- O estudo combina dados arqueológicos e registros atuais de cultivo para entender a tolerância térmica do arroz ao longo de nove milênios.
- Conclusão: as zonas de cultivo mantiveram limites de temperatura estáveis, mesmo diante de variações climáticas passadas.
- Com o aquecimento global, áreas que excedem esses limites térmicos podem se multiplicar entre 10 e 30 vezes até o fim do século, nos principais produtores asiáticos.

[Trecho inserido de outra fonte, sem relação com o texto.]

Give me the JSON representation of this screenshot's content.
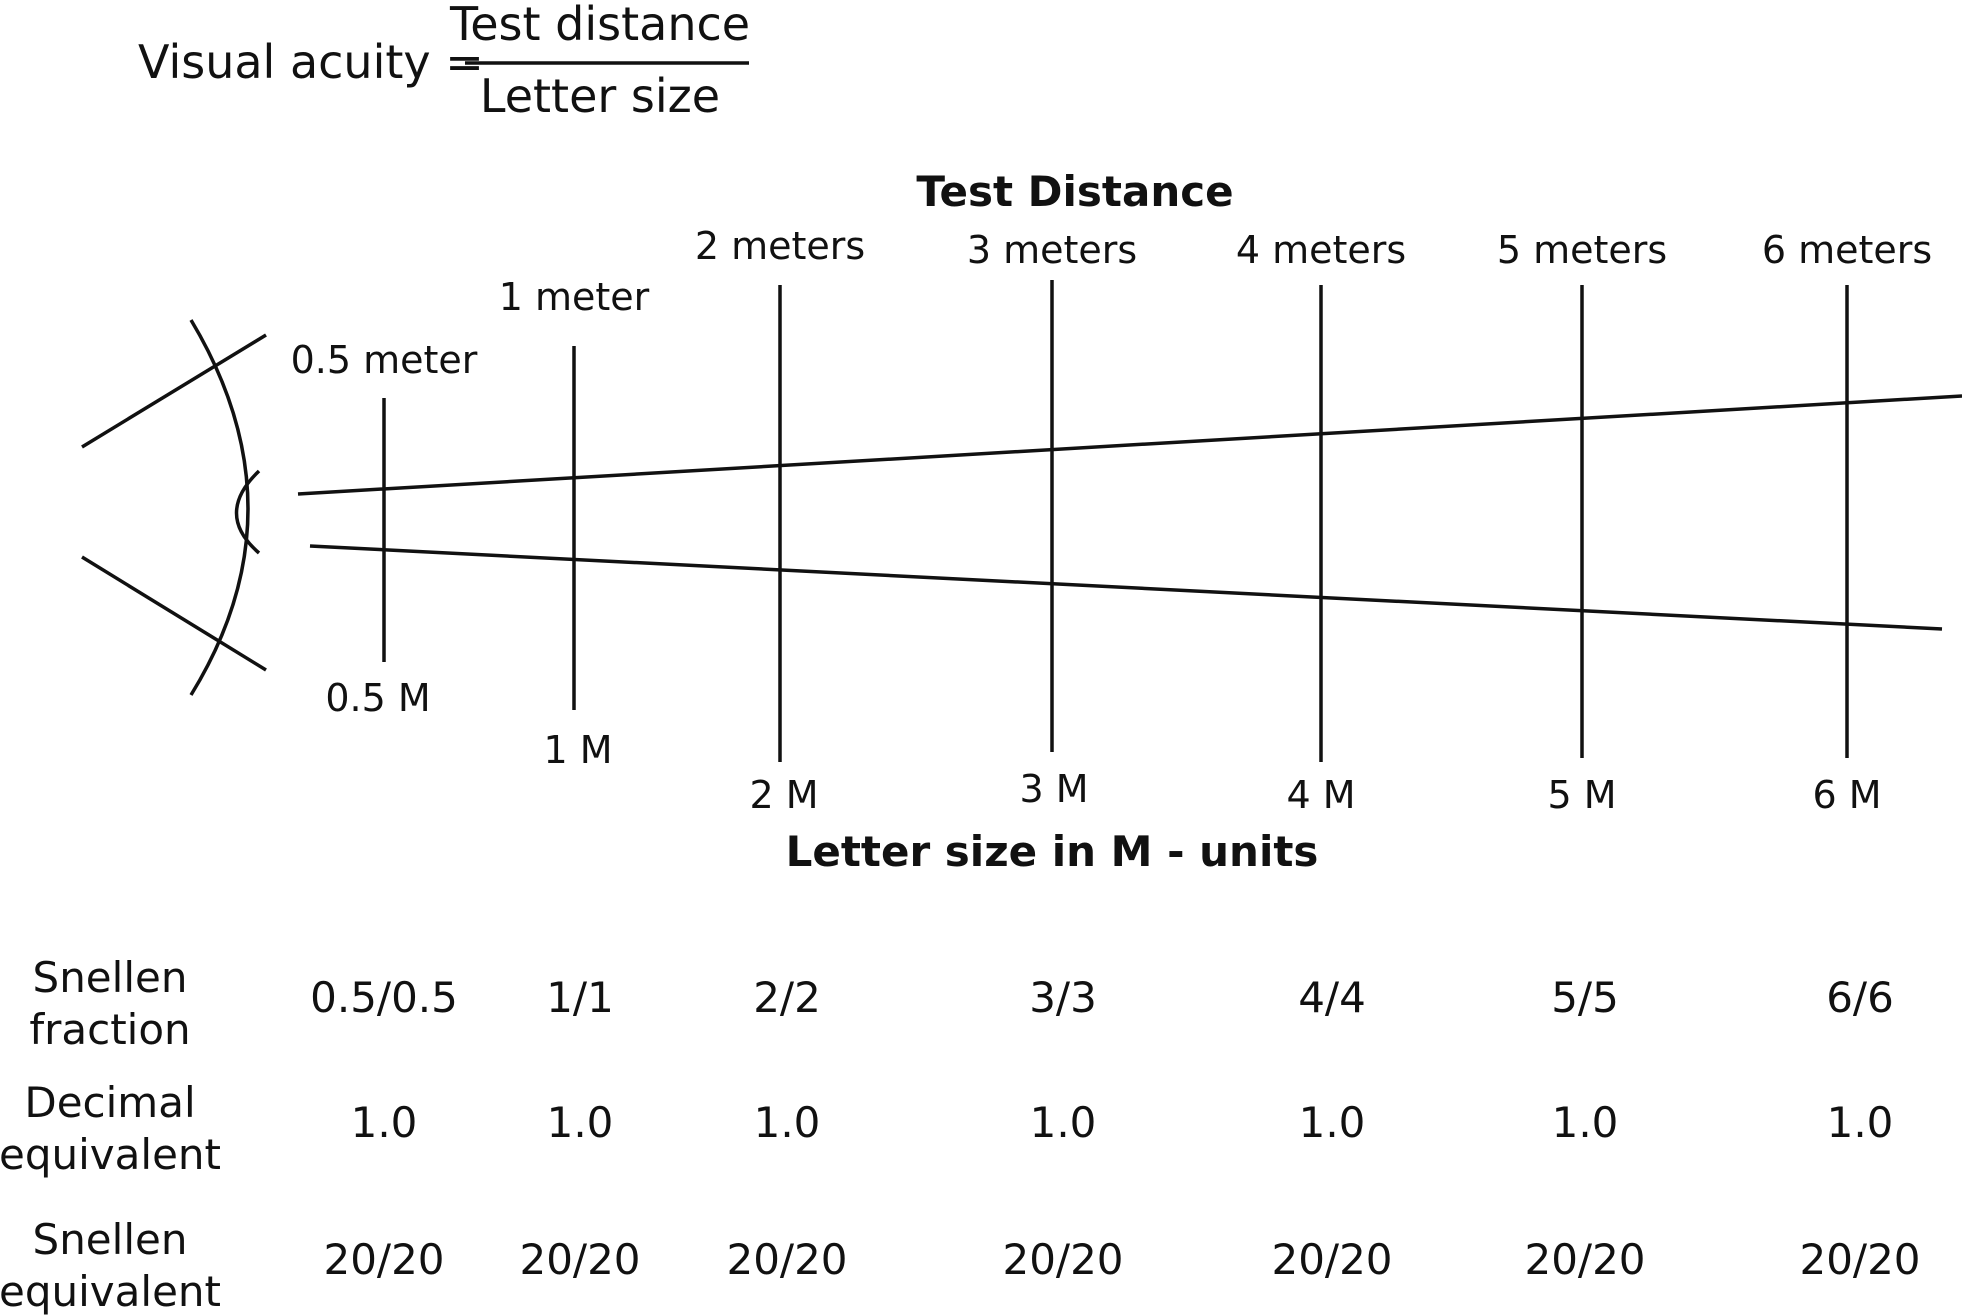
{
  "formula": {
    "lhs": "Visual acuity =",
    "numerator": "Test distance",
    "denominator": "Letter size"
  },
  "headings": {
    "top": "Test Distance",
    "bottom": "Letter size in M - units"
  },
  "distances": [
    {
      "distance_label": "0.5 meter",
      "letter_size_label": "0.5 M",
      "distance_m": 0.5
    },
    {
      "distance_label": "1 meter",
      "letter_size_label": "1 M",
      "distance_m": 1
    },
    {
      "distance_label": "2 meters",
      "letter_size_label": "2 M",
      "distance_m": 2
    },
    {
      "distance_label": "3 meters",
      "letter_size_label": "3 M",
      "distance_m": 3
    },
    {
      "distance_label": "4 meters",
      "letter_size_label": "4 M",
      "distance_m": 4
    },
    {
      "distance_label": "5 meters",
      "letter_size_label": "5 M",
      "distance_m": 5
    },
    {
      "distance_label": "6 meters",
      "letter_size_label": "6 M",
      "distance_m": 6
    }
  ],
  "table": {
    "rows": [
      {
        "label_lines": [
          "Snellen",
          "fraction"
        ],
        "values": [
          "0.5/0.5",
          "1/1",
          "2/2",
          "3/3",
          "4/4",
          "5/5",
          "6/6"
        ]
      },
      {
        "label_lines": [
          "Decimal",
          "equivalent"
        ],
        "values": [
          "1.0",
          "1.0",
          "1.0",
          "1.0",
          "1.0",
          "1.0",
          "1.0"
        ]
      },
      {
        "label_lines": [
          "Snellen",
          "equivalent"
        ],
        "values": [
          "20/20",
          "20/20",
          "20/20",
          "20/20",
          "20/20",
          "20/20",
          "20/20"
        ]
      }
    ]
  },
  "icons": {
    "eye": "eye-icon"
  }
}
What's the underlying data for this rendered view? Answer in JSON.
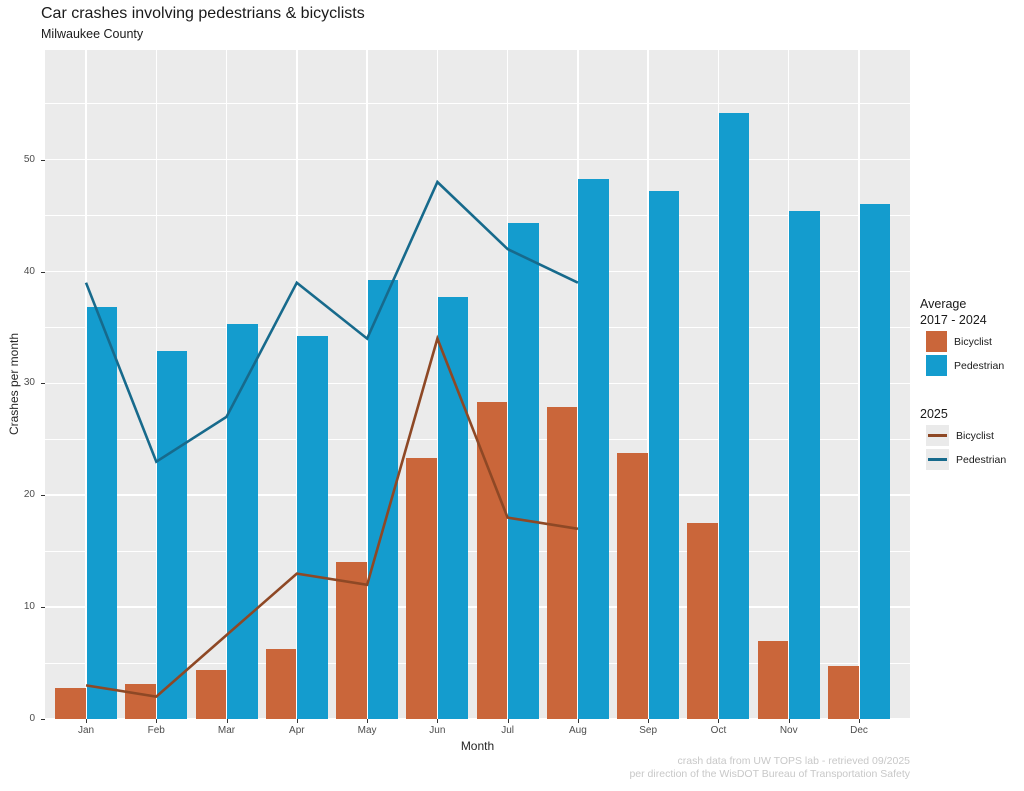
{
  "header": {
    "title": "Car crashes involving pedestrians & bicyclists",
    "subtitle": "Milwaukee County"
  },
  "axes": {
    "x_title": "Month",
    "y_title": "Crashes per month"
  },
  "caption": {
    "line1": "crash data from UW TOPS lab - retrieved 09/2025",
    "line2": "per direction of the WisDOT Bureau of Transportation Safety"
  },
  "legend": {
    "group1_title_line1": "Average",
    "group1_title_line2": "2017 - 2024",
    "group1_items": [
      {
        "label": "Bicyclist"
      },
      {
        "label": "Pedestrian"
      }
    ],
    "group2_title": "2025",
    "group2_items": [
      {
        "label": "Bicyclist"
      },
      {
        "label": "Pedestrian"
      }
    ]
  },
  "colors": {
    "bar_bicyclist": "#CA663A",
    "bar_pedestrian": "#149CCE",
    "line_bicyclist": "#8E4825",
    "line_pedestrian": "#176A8C",
    "panel_bg": "#EBEBEB",
    "gridline": "#FFFFFF"
  },
  "chart_data": {
    "type": "bar",
    "title": "Car crashes involving pedestrians & bicyclists",
    "subtitle": "Milwaukee County",
    "xlabel": "Month",
    "ylabel": "Crashes per month",
    "categories": [
      "Jan",
      "Feb",
      "Mar",
      "Apr",
      "May",
      "Jun",
      "Jul",
      "Aug",
      "Sep",
      "Oct",
      "Nov",
      "Dec"
    ],
    "ylim": [
      0,
      59.8
    ],
    "yticks": [
      0,
      10,
      20,
      30,
      40,
      50
    ],
    "grid": "on",
    "legend_position": "right",
    "series": [
      {
        "name": "Average 2017 - 2024 Bicyclist",
        "type": "bar",
        "color": "#CA663A",
        "values": [
          2.8,
          3.1,
          4.4,
          6.3,
          14.0,
          23.3,
          28.3,
          27.9,
          23.8,
          17.5,
          7.0,
          4.7
        ]
      },
      {
        "name": "Average 2017 - 2024 Pedestrian",
        "type": "bar",
        "color": "#149CCE",
        "values": [
          36.8,
          32.9,
          35.3,
          34.2,
          39.2,
          37.7,
          44.3,
          48.3,
          47.2,
          54.2,
          45.4,
          46.0
        ]
      },
      {
        "name": "2025 Bicyclist",
        "type": "line",
        "color": "#8E4825",
        "values": [
          3,
          2,
          7.5,
          13,
          12,
          34,
          18,
          17
        ]
      },
      {
        "name": "2025 Pedestrian",
        "type": "line",
        "color": "#176A8C",
        "values": [
          39,
          23,
          27,
          39,
          34,
          48,
          42,
          39
        ]
      }
    ]
  }
}
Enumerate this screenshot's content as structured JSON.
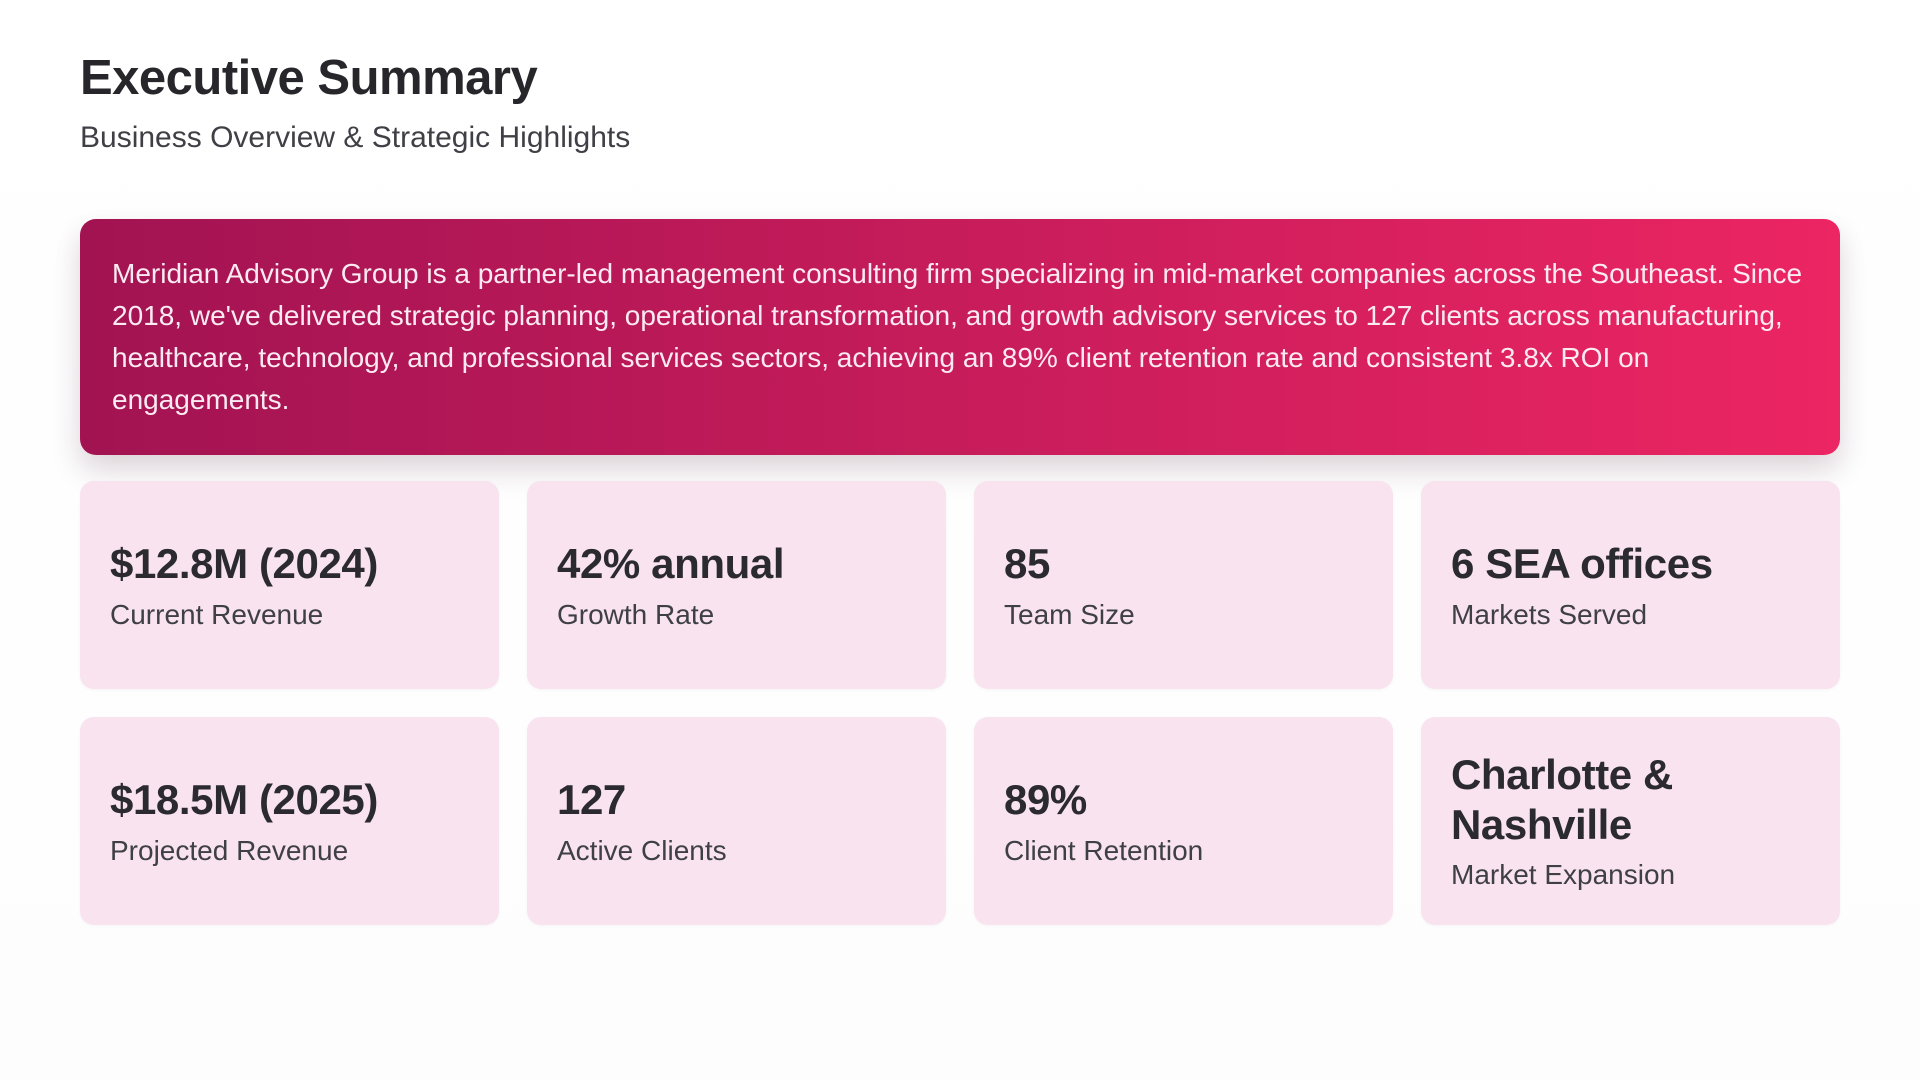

- O arroz é fundamental para mais da metade da população mundial, e o avanço do calor pode colocar em risco o cultivo tradicional.
- Em resumo, o arroz não acompanhou a evolução do calor extremo que vivemos hoje, e a adaptação histórica não se repete nas próximas décadas.
O arroz, alimento básico para mais da metade da população mundial, está sob risco devido ao aquecimento global. Pesquisadores indicam que a tolerância térmica do grão não evoluiu para acompanhar as mudanças climáticas recentes, colocando milênios de cultivo em território incerto.
O estudo cruza dados arqueológicos com registros atuais de cultivo e projeções climáticas. Ao analisar a evolução do arroz ao longo de milhares de anos, os pesquisadores concluem que os limites de temperatura permaneceram quase inalterados.
Dessa forma, as civilizações antigas cultivavam arroz em temperaturas que hoje já começam a se tornar impróprias para o cultivo em larga escala. O grão não teria se adaptado a calor extremo, que nunca tinha sido tão intenso.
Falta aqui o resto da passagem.